I’ll confess I’m agnostic about ice in water, although I like it chilled. And I really like the way it’s offered at Zaytinya by José Andrés in Washington, where a server simply asks, “Ice water all right?” instead of pushing designer bottles of still or sparkling water. (My free splash from the tap contained just enough filtered-water cubes to remind me that I wasn’t in Europe, but nothing close to a brain freeze.) General Manager Alan Grublauskas calls the water routine “Zaytinya’s SOP,” or standard operating procedure, a gesture of hospitality.
The U.S. preference for frozen cubes in H2O is nothing new. “I think that there is but a single specialty with us, only one thing that can be called by the wide name ‘American,’” Mark Twain wrote. “That is the national devotion to ice-water.” Boston native Frederic Tudor was successful in promoting ice in beverages in the 19th century, during which he shipped ice from New England to New Orleans, the Caribbean and elsewhere, according to a 2016 story in Epicurious. One way the Ice King scored customers was by giving people free iced drinks before charging them. “A man who has drank his drinks cold at the same expense for one week can never be presented with them warm again,” Tudor said.

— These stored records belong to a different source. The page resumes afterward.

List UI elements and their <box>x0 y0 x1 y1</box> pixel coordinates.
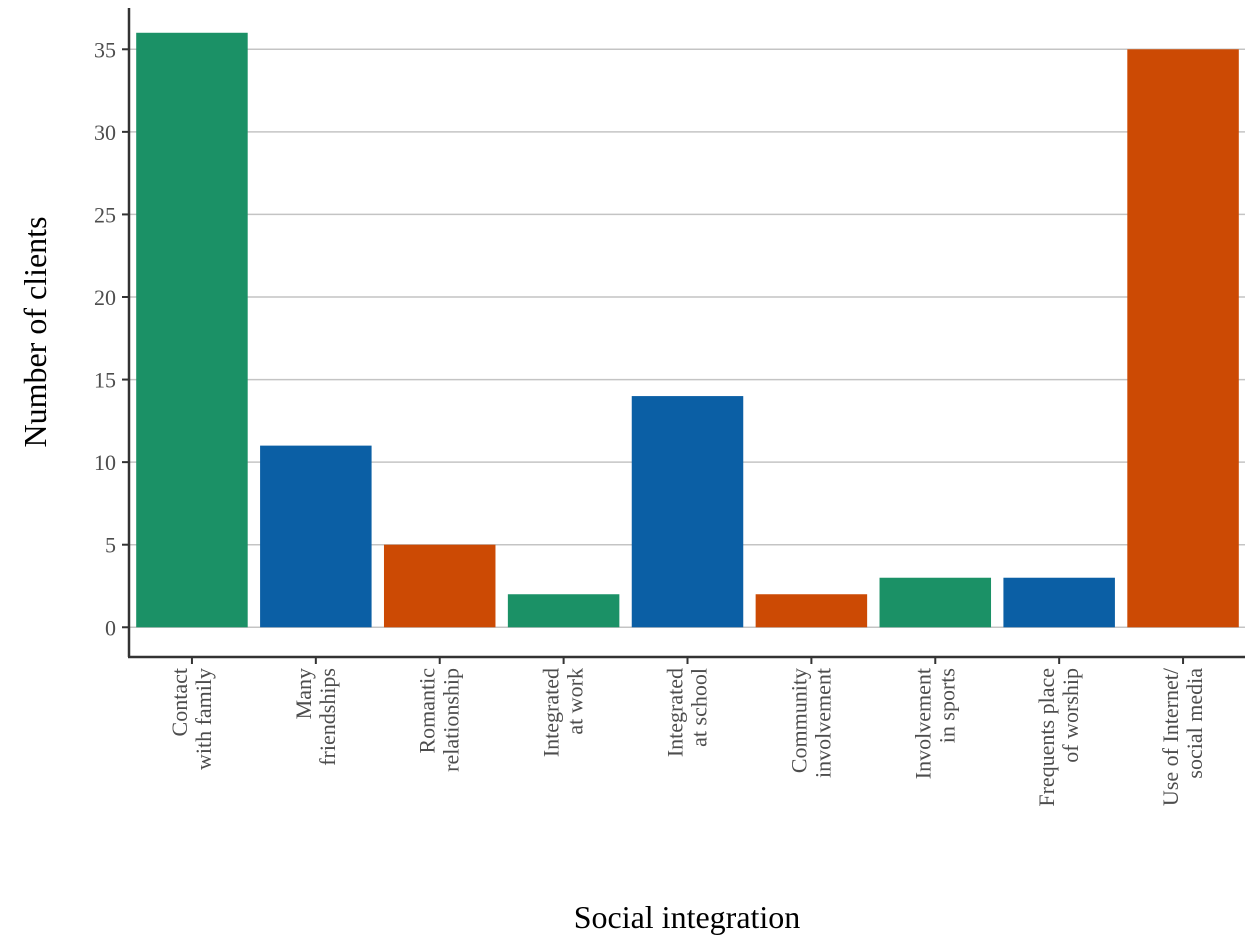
x-tick-label: Romanticrelationship <box>415 668 464 772</box>
bars <box>136 32 1239 628</box>
y-tick-label: 20 <box>94 285 116 310</box>
svg-text:Communityinvolvement: Communityinvolvement <box>786 668 835 778</box>
svg-text:Use of Internet/social media: Use of Internet/social media <box>1158 667 1207 806</box>
bar <box>383 544 496 628</box>
svg-text:Contactwith family: Contactwith family <box>167 668 216 770</box>
svg-text:Integratedat work: Integratedat work <box>539 668 588 757</box>
y-tick-label: 30 <box>94 120 116 145</box>
y-tick-label: 25 <box>94 202 116 227</box>
bar <box>1003 577 1115 628</box>
svg-text:Integratedat school: Integratedat school <box>663 668 712 757</box>
x-ticks: Contactwith family Manyfriendships Romanti… <box>167 657 1207 807</box>
bar <box>631 396 744 628</box>
x-tick-label: Involvementin sports <box>910 668 959 779</box>
svg-text:Involvementin sports: Involvementin sports <box>910 668 959 779</box>
y-tick-label: 5 <box>105 533 116 558</box>
x-tick-label: Communityinvolvement <box>786 668 835 778</box>
x-tick-label: Manyfriendships <box>291 668 340 766</box>
x-tick-label: Contactwith family <box>167 668 216 770</box>
bar <box>755 594 868 628</box>
x-tick-label: Frequents placeof worship <box>1034 668 1083 807</box>
y-tick-label: 35 <box>94 37 116 62</box>
x-tick-label: Use of Internet/social media <box>1158 667 1207 806</box>
bar <box>260 445 372 628</box>
x-tick-label: Integratedat work <box>539 668 588 757</box>
bar <box>879 577 992 628</box>
bar <box>507 594 620 628</box>
bar <box>136 32 248 628</box>
y-ticks: 0 5 10 15 20 25 30 35 <box>94 37 129 640</box>
x-axis-title: Social integration <box>574 899 801 935</box>
x-tick-label: Integratedat school <box>663 668 712 757</box>
y-axis-title: Number of clients <box>17 216 53 447</box>
svg-text:Frequents placeof worship: Frequents placeof worship <box>1034 668 1083 807</box>
y-tick-label: 0 <box>105 615 116 640</box>
bar <box>1127 49 1239 628</box>
svg-text:Manyfriendships: Manyfriendships <box>291 668 340 766</box>
y-tick-label: 10 <box>94 450 116 475</box>
y-tick-label: 15 <box>94 368 116 393</box>
svg-text:Romanticrelationship: Romanticrelationship <box>415 668 464 772</box>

Martin Riese, who has 30 years in the hospitality business under his belt, including at the high-end Patina Restaurant Group in Los Angeles, declines ice when he eats out. “It dilutes the drink and doesn’t make it better,” he says, still bothered by a whiff of chlorine from a recent beverage chilled by ice cubes made from tap water. Plus, with ice, diners are “numbing up [their] tasting abilities.”
Such sentiments are to be expected of a man who relocated from his native Germany on an “Einstein” visa and who has made a career out of being a water sommelier. Co-founder of the International Water Alliance, Riese is no snob. “It’s totally fine to drink filtered tap water” at home, which he says he does. If a restaurant doesn’t have a water he likes, he selects from six bottles he stows in his car.
“So far,” he jokes, “no one has charged me a corkage fee.”